Once on the phone with Dell, it turns out that they made a mistake when registering this service tag last year, so we can't proceed until they fix that - ugh, thanks, Dell. 3 hours later, I get a call back that they've fixed their problem and we can proceed with the warranty claim. 45 minutes of nonsense follows, I think it must have been the guy's first day on the job or something. Multiple holds while he checked with his superior. Finally get to the end and instead of ordering the drive, they send an email for me to fill out most of the same information they took over the phone - ugh, bureaucracy at its finest. The email requires the Dell part number, which of course isn't reported anywhere in iDRAC, so I give up and head out to the clients.
I arrive at the clients, get into iDRAC again and confirm which drive is the problem, remove it and take a picture of label so I have the Dell part number. Then I look through their cold spares to see if there is an 8TB drive there. OS SSD, check. Redundant power supply, check. No 8TB drive. Hmm, I wonder why that is - another mistake. Anyway, I remount the drive so it doesn't get lost while I wait for it's replacement to arrive. To my surprise, iDRAC now reports the drive is healthy and the array is rebuilding. I wait for a few minutes, but the rebuild is continuing without error. Weird.
Once back in the office, I decide to wait a bit to send back the warranty claim email - If I end up trying to claim a healthy drive, they'll probably charge me the full Dell extortion rate for it. The rebuild was at about 60% done when I finished up yesterday, and this morning I see the array is reporting as healthy again, and so is the problem drive.
So now I don't know how to proceed other than to just wait and see if there are additional errors reported on that drive. Plus, what even was the original problem that caused iDRAC to mark it failed?
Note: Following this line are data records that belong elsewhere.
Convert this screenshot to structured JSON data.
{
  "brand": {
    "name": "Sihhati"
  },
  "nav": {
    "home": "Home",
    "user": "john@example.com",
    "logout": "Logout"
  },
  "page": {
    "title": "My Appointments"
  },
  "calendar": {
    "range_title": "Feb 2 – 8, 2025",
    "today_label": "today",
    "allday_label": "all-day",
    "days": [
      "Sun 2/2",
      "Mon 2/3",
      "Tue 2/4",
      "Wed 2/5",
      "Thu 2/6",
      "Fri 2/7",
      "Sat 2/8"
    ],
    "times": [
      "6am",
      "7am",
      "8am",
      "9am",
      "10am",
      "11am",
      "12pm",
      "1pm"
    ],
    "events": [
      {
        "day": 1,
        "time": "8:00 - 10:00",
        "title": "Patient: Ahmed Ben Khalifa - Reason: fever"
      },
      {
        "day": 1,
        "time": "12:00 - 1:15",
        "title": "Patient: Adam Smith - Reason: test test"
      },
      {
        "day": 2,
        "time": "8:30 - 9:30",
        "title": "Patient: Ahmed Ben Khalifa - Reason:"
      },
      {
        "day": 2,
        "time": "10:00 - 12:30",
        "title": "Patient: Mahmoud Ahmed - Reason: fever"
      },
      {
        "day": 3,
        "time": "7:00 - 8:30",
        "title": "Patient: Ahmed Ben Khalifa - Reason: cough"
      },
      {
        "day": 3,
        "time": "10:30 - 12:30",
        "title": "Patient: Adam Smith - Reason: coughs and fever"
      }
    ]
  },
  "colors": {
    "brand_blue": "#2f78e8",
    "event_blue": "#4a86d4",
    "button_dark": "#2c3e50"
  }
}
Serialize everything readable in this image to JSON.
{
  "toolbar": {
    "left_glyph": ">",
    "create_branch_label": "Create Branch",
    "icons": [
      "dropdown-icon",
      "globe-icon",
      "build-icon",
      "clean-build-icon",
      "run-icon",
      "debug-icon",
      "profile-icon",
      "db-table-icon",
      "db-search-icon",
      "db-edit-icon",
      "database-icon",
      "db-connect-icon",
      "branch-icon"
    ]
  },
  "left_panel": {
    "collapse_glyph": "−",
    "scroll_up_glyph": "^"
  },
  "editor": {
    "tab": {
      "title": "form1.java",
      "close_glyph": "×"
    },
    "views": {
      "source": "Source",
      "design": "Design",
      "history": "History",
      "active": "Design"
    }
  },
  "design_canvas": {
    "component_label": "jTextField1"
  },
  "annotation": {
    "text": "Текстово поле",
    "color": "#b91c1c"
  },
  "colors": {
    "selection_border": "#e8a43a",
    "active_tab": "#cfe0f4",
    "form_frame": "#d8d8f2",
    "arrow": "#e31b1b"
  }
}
If it doesn't turn out to be failing, I just wasted a few non-billable hours chasing around, and I'm not quite as fond of the iDRAC warning system as I was a couple of days ago. I should probably run some diagnostics on that drive to sleep better, but that will either take a few hours on downtime to run the Dell diags during a maintenance window, or I'll have to purposefully degrade the array again to remove the drive and test it on the bench. Frustrating.